La plainte devant le tribunal étant l’étape ultime pour faire cesser un harcèlement, la victime (ou témoin) de harcèlement sexuel peut commencer par adresser aux représentants du personnel de son entreprise. Ceux-ci peuvent trouver de voies et moyens pour une conciliation devant garantir l’harmonie au sein de l’entreprise ou de l’administration.

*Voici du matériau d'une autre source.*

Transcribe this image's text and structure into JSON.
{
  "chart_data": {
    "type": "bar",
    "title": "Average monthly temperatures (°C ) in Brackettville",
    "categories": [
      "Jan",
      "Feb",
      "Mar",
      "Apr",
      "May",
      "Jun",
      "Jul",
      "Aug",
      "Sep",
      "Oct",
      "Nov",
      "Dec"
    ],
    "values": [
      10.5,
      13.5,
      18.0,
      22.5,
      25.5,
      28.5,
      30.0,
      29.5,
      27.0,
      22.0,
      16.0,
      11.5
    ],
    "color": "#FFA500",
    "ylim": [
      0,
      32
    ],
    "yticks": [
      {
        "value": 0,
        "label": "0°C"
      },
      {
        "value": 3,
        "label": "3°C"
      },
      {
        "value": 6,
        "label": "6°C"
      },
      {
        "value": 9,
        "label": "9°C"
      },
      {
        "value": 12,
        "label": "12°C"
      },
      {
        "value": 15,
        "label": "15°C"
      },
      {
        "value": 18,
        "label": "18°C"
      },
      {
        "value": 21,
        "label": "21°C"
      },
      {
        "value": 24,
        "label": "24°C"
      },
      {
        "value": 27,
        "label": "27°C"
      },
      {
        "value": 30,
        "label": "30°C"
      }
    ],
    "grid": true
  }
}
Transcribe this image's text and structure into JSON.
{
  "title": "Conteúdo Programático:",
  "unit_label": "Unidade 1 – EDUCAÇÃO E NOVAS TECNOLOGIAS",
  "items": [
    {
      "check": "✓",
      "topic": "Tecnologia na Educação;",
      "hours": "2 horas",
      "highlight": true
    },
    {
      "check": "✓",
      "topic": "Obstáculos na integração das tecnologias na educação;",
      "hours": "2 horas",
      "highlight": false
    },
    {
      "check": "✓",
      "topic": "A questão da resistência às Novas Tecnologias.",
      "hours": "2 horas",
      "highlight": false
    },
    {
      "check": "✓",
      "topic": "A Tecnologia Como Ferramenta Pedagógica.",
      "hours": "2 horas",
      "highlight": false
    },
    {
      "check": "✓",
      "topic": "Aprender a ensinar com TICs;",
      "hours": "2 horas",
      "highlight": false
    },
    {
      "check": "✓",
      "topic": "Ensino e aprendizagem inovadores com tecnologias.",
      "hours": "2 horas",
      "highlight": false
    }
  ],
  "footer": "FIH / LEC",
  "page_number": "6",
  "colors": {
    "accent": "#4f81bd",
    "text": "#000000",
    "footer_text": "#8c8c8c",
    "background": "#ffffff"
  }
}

Les entreprises et administrations publiques pourraient en effet réaliser des actions d’information et de sensibilisation des salariés sur les différentes formes d’abus d’autorité en matière sexuelle dans les relations de travail ; mettre en place une procédure interne visant à assurer un recours aux personnes victimes de harcèlement sexuel : nomination de la ou des personnes habilitées à recevoir la plainte de l’intéressé(e) et à tenter de résoudre le conflit, le cas échéant avec un membre de la direction. Il y va de la bonne marche de l’administration ou de l’entreprise et de l’harmonie entre ses différents acteurs. Sans pour autant condamner ou interdire la drague, dans les normes, en milieu de travail, chacun devrait comprendre que le marché de la rencontre est plus vaste et plus fourni à l’extérieur du milieu professionnel qu’il est déplorable de s’en priver pour s’acharner sur un(e) collègue qui a de bonnes raisons de préserver sa dignité. Le changement sera individuel ou il ne sera pas.